Following his talks with Juncker and his deputy Frans Timmermans, Morawiecki told a news conference that Poland expects the document to be studied “seriously and thoroughly” by EU leaders and members, because it lays down the reasons why the reform was necessary and made improvements on the previous system.

Morawiecki said he expects more talks on the subject in the near future.

European Commission spokesman Margaritis Schinas said that “dialogue continues” and that time previously given Poland to meet the commission’s recommendations is not yet up.

EU leaders argue that the changes introduced by the right-wing government give politicians influence over the judges, violating the fundamental principle of judicial independence and equality. They have triggered for the first time ever a sanctioning procedure, Article 7, which could lead to the stripping of Poland’s voting rights.

The main sticking points are the changes that shorten current terms of judges in top courts and give lawmakers and government members the power to appoint members of the Supreme Court and the National Council of the Judiciary, a body which gives its opinions on the appointment and promotion of judges.

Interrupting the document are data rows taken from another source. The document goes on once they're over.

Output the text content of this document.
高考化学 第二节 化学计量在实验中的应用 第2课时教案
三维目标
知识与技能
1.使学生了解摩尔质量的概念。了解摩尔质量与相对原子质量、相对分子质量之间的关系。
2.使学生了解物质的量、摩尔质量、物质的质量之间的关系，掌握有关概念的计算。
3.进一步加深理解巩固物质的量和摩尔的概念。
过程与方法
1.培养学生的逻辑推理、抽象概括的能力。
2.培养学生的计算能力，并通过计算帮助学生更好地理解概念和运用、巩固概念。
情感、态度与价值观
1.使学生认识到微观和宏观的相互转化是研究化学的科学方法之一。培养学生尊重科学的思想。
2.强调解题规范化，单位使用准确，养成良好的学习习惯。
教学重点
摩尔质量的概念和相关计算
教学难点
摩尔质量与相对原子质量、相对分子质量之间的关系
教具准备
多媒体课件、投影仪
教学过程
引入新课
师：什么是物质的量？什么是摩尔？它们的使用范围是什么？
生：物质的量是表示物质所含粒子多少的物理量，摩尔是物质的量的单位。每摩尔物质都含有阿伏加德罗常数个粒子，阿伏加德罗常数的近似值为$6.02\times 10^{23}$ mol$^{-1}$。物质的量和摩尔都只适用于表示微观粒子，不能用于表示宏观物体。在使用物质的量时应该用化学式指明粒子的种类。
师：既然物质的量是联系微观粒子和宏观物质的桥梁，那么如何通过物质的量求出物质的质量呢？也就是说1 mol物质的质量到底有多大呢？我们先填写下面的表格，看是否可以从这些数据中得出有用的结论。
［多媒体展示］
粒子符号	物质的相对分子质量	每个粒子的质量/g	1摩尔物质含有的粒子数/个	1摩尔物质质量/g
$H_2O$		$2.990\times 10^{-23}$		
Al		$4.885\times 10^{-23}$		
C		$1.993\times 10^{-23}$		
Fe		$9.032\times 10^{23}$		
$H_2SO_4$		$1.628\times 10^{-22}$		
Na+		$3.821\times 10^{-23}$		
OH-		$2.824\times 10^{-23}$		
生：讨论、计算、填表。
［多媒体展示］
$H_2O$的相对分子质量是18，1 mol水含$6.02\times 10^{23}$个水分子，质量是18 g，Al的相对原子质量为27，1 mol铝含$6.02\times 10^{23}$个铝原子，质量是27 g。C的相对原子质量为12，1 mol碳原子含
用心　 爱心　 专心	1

Previously, they were appointed by judges.

Amid protests from outnumbered opposition, Poland’s parliament voted on Tuesday to approve 15 new members of the judiciary council, all of them proposed by the ruling party and its ally.

Speaking later at the annual German Marshall Fund Brussels Forum, Morawiecki said he “truly” believes that under the new rules the judicial system “is going to be much better, much more independent” than before.

Morawiecki argued that the Supreme Court still includes about a dozen judges — out of nearly 90 — who were professionally active during the “very dark era” of communist rule.

He said he hopes that “slowly but surely” Poland will succeed in making the European Commission see its point of view.